Crise de la vocation
Sorte de partenariat public-privé regroupant des ministères, des organismes de recherche et des organisations non gouvernementales, cette initiative pourrait prendre pour modèle le Gavi (Alliance mondiale sur la vaccination et l'immunisation), lancée à l'initiative de la Fondation Gates et regroupant l'Organisation mondiale de la santé (OMS), la Banque mondiale, des gouvernements, organismes de recherche et des industriels. L'idée étant « de définir une stratégie nationale cohérente en mettant tous les acteurs autour d'une table et mettre en place une organisation nouvelle qui pousse l'État à se réformer », explique Philippe Kourilsky, ancien directeur de l'Institut Pasteur, membre du HCST et l'un des rapporteurs de cet avis.
L'autre avis du Haut Conseil, sur la crise des vocations scientifiques, met l'accent sur la nécessité d'accroître l'attractivité de la science pour les jeunes. Les facultés scientifiques ont perdu 10 % de leurs effectifs en dix ans. Partant du constat que « deux tiers des enfants ne sont exposés à aucune leçon scientifique dans le primaire », il prône une réforme de la formation des maîtres, notamment dans les IUFM.
Regrettant que la science soit vue au lycée davantage comme un sujet de sélection que de formation des élèves, il préconise une revalorisation des conditions des doctorants. Surtout, le Haut Conseil demande « la constitution d'une mission interministérielle chargée de définir une stratégie d'immigration scientifique et technique » comme cela se pratique déjà dans certains pays étrangers.
Les vingt experts, qui se réunissent en séance plénière tous les mois pour faire le point sur l'avancement de leurs travaux, ont auditionné une trentaine d'acteurs pour préparer chacun de ces avis. Il leur reste encore à plancher sur le troisième thème que leur avait soumis le chef de l'État, les grandes infrastructures scientifiques.
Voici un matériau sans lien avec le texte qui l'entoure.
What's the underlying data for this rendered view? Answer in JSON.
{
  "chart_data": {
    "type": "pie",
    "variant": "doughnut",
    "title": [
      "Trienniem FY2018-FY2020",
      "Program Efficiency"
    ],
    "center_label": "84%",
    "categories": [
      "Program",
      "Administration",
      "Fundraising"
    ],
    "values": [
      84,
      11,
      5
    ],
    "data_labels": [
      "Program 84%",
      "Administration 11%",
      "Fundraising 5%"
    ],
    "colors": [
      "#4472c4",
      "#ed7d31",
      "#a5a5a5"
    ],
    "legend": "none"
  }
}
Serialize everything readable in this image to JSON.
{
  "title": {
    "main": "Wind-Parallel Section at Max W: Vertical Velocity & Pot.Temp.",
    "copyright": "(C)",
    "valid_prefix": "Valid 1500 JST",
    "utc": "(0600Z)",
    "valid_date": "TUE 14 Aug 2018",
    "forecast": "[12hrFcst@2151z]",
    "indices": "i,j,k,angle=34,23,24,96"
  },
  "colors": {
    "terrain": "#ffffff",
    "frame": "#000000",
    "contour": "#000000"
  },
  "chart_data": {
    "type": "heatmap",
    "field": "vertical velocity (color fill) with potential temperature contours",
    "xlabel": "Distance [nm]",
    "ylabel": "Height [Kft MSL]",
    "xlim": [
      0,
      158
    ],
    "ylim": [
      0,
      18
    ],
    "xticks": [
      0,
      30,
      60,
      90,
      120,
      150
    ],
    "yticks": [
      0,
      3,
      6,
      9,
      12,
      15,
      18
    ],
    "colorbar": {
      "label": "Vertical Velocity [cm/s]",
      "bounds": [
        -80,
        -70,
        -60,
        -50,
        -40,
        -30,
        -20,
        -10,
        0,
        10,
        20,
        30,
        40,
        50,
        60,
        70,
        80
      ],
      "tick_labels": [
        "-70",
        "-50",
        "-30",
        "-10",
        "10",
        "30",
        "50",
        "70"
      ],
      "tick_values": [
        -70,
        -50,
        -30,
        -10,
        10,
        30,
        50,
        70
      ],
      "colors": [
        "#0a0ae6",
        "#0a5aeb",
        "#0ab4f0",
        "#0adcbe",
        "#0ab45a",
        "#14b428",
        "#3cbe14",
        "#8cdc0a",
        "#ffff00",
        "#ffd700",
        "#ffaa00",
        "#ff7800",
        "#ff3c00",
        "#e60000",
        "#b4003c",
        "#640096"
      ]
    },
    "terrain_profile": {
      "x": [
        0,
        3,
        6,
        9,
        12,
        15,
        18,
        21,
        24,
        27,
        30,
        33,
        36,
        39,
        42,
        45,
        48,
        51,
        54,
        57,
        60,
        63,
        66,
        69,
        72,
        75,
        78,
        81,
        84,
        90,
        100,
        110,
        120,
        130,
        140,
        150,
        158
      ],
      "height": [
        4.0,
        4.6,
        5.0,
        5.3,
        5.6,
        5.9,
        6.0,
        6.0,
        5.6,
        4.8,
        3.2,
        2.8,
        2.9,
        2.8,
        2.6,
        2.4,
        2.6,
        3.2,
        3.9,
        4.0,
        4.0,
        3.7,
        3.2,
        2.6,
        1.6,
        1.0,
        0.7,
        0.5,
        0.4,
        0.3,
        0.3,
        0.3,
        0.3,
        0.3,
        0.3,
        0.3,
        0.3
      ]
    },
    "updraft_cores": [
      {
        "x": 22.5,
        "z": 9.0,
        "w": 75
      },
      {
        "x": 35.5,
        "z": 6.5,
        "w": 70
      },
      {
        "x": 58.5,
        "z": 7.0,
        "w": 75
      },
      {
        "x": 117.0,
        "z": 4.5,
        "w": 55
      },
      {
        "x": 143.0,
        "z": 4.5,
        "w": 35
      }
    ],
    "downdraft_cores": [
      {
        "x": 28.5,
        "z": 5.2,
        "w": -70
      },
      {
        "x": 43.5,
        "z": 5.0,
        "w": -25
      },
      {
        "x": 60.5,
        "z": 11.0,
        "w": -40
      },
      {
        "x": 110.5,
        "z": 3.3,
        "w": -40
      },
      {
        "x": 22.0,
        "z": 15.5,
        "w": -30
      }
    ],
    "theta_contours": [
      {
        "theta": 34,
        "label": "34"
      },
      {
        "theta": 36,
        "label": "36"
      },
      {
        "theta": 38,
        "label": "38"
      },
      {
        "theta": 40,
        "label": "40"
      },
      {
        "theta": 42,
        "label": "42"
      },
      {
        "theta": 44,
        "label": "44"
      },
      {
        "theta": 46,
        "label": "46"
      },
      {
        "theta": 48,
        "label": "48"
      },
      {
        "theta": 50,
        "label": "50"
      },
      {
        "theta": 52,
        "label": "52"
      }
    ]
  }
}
Créé par la loi d'orientation sur la recherche de 2006, ce comité d'experts a vocation à répondre aux demandes du président de la République ou du gouvernement, mais est également habilité à s'autosaisir de questions qu'il juge importantes. Il compte des personnalités scientifiques de renom telles que le professeur Alain Carpentier, l'anthropologue Yves Coppens, le Prix Nobel de chimie Jean-Marie Lehn, le mathématicien Pierre-Louis Lions ou le climatologue Jean Jouzel, personnalités toutes nommées par le chef de l'État.
Quel poids dans le débat politique aura cette « très jeune instance », comme la présente Serge Feneuil ? Son président ne semble pas inquiet sur la pérennité de l'institution au-delà des échéances électorales. Certains candidats à l'élection présidentielle auraient même déjà pris contact avec lui. Ce HCST rappelle les comités des Sages de l'époque gaullienne, qui ont éclairé les choix de la Direction générale de la recherche scientifique et technique (DGRST), à l'origine de la puissance nucléaire et spatiale de notre pays. Reste à savoir si cette vision centralisatrice de la recherche est toujours adaptée à notre époque et aux enjeux actuels.